Faber Editor's Suite: Article #1

Richard T. Kelly

Photo: © Sarah Lee

Richard T. Kelly

By way of introduction to the Faber page within FilmInFocus, Faber book editor Richard T. Kelly looks back over the history of the company's publishing on cinema and looks forward to how that lineage of essential movie writing will now be extended through Film in Focus.

By way of introduction to the Faber page within FilmInFocus, Faber book editor Richard T. Kelly looks back over the history of the company's publishing on cinema and looks forward to how that lineage of essential movie writing will now be extended through Film in Focus.

Who famously proposed that writing about music was as useful as tap-dancing about architecture? I've long believed it was Frank Zappa, though a quick browse around the Web yields a few claims for Laurie Anderson. (Like a lot of people these days, I do a fair bit of so-called 'fact-checking' online; it's a vulnerable process, and as someone in the publishing business I ought to know better.) But the Zappa line has always interested me for what it implies about the usefulness of art criticism more generally. What about the scholarship of cinema? What is the success of the written word in reflecting the moving image? I have a love of books about movies that stretches back to my teens, when I was first discovering the possibilities of cinema: I was hungry for information, but it wasn't always easy to find the films themselves, not in a small town without a repertory cinema, when video rental was still a young business. So what a blessing were such books as Hitchcock by Truffaut, or Luis Buñuel's My Last Sigh, or Robert Bresson's Notes on the Cinematographer! On the strength of these readings I became convinced that prose can do a creditable job of accounting for the myriad of artistic decisions that go into making movies. I would argue that books about film are vital to the appreciation of the medium, and to the proper development of that appreciation. But then it's also my job to believe that: at Faber and Faber publishers in London, my colleague Walter Donohue and I edit a list of books devoted to cinema.

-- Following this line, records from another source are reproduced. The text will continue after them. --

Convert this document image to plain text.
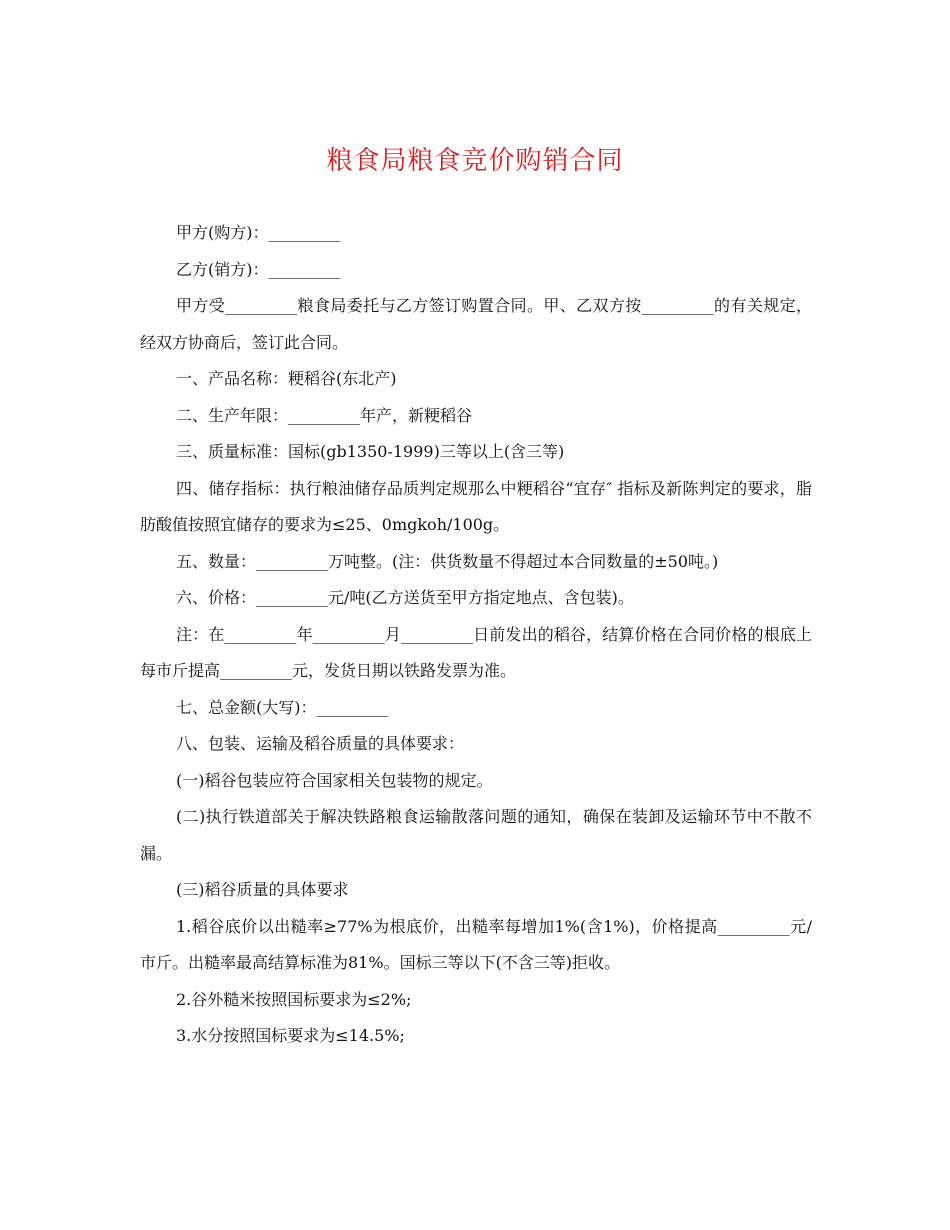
粮食局粮食竞价购销合同

甲方(购方)：_________

乙方(销方)：_________

甲方受_________粮食局委托与乙方签订购置合同。甲、乙双方按_________的有关规定，经双方协商后，签订此合同。

一、产品名称：粳稻谷(东北产)

二、生产年限：_________年产，新粳稻谷

三、质量标准：国标(gb1350-1999)三等以上(含三等)

四、储存指标：执行粮油储存品质判定规那么中粳稻谷“宜存″ 指标及新陈判定的要求，脂肪酸值按照宜储存的要求为≤25、0mgkoh/100g。

五、数量：_________万吨整。(注：供货数量不得超过本合同数量的±50吨。)

六、价格：_________元/吨(乙方送货至甲方指定地点、含包装)。

注：在_________年_________月_________日前发出的稻谷，结算价格在合同价格的根底上每市斤提高_________元，发货日期以铁路发票为准。

七、总金额(大写)：_________

八、包装、运输及稻谷质量的具体要求：

(一)稻谷包装应符合国家相关包装物的规定。

(二)执行铁道部关于解决铁路粮食运输散落问题的通知，确保在装卸及运输环节中不散不漏。

(三)稻谷质量的具体要求

1.稻谷底价以出糙率≥77%为根底价，出糙率每增加1%(含1%)，价格提高_________元/市斤。出糙率最高结算标准为81%。国标三等以下(不含三等)拒收。

2.谷外糙米按照国标要求为≤2%;

3.水分按照国标要求为≤14.5%;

Walter started this Faber film list in the mid-1980s, having come to Faber directly from Channel Four Films, where he had played a key role in the development of such films as Neil Jordan's Angel, Wim Wenders' Paris Texas, Stephen Frears' My Beautiful Laundrette, and the early features of Peter Greenaway. Coming from a practitioner's background, Walter's intention was to publish film books that were not works of criticism or theory or narrative histories of the medium but, rather, books that were created either by or in collaboration with filmmakers themselves; and devoted to the creative and practical process of filmmaking–a record of how filmmakers arrive at the decisions that shape their films.

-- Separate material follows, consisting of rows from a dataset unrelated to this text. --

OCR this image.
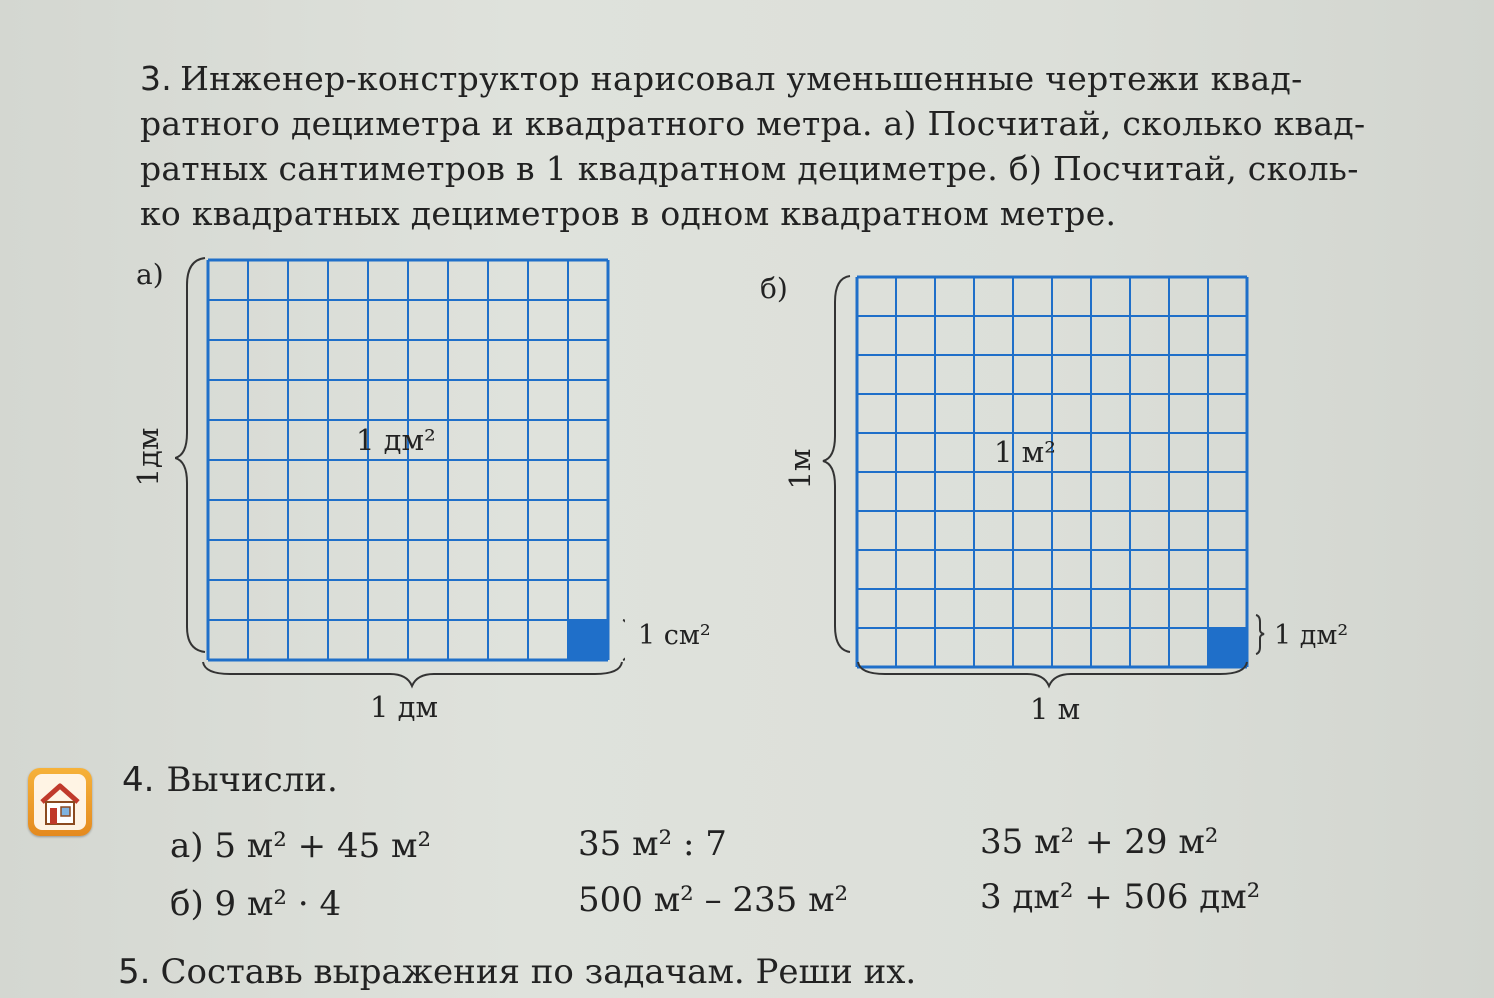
3. Инженер-конструктор нарисовал уменьшенные чертежи квад-
ратного дециметра и квадратного метра. а) Посчитай, сколько квад-
ратных сантиметров в 1 квадратном дециметре. б) Посчитай, сколь-
ко квадратных дециметров в одном квадратном метре.
а)
1дм
1 дм
1 дм²
1 см²
б)
1м
1 м
1 м²
1 дм²
4. Вычисли.
а) 5 м² + 45 м²	35 м² : 7	35 м² + 29 м²
б) 9 м² · 4	500 м² – 235 м²	3 дм² + 506 дм²
5. Составь выражения по задачам. Реши их.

Among the first film books Walter published in the UK under the Faber imprint were three that are now considered classics of insight into the tension between creativity and commerce in the film business: these were Money Into Light, John Boorman's diary of what he went through to make The Emerald Forest; Final Cut, the account of the disaster of Michael Cimino's Heaven's Gate, by the executive at United Artists who green-lit the film, Steven Bach, and My Indecision is Final by Terry Ilott and Jake Eberts, about the rise and fall of the UK's Goldcrest Films, from the Oscar success of Chariots of Fire and Gandhi to the financial wipe-out of Absolute Beginners and Revolution.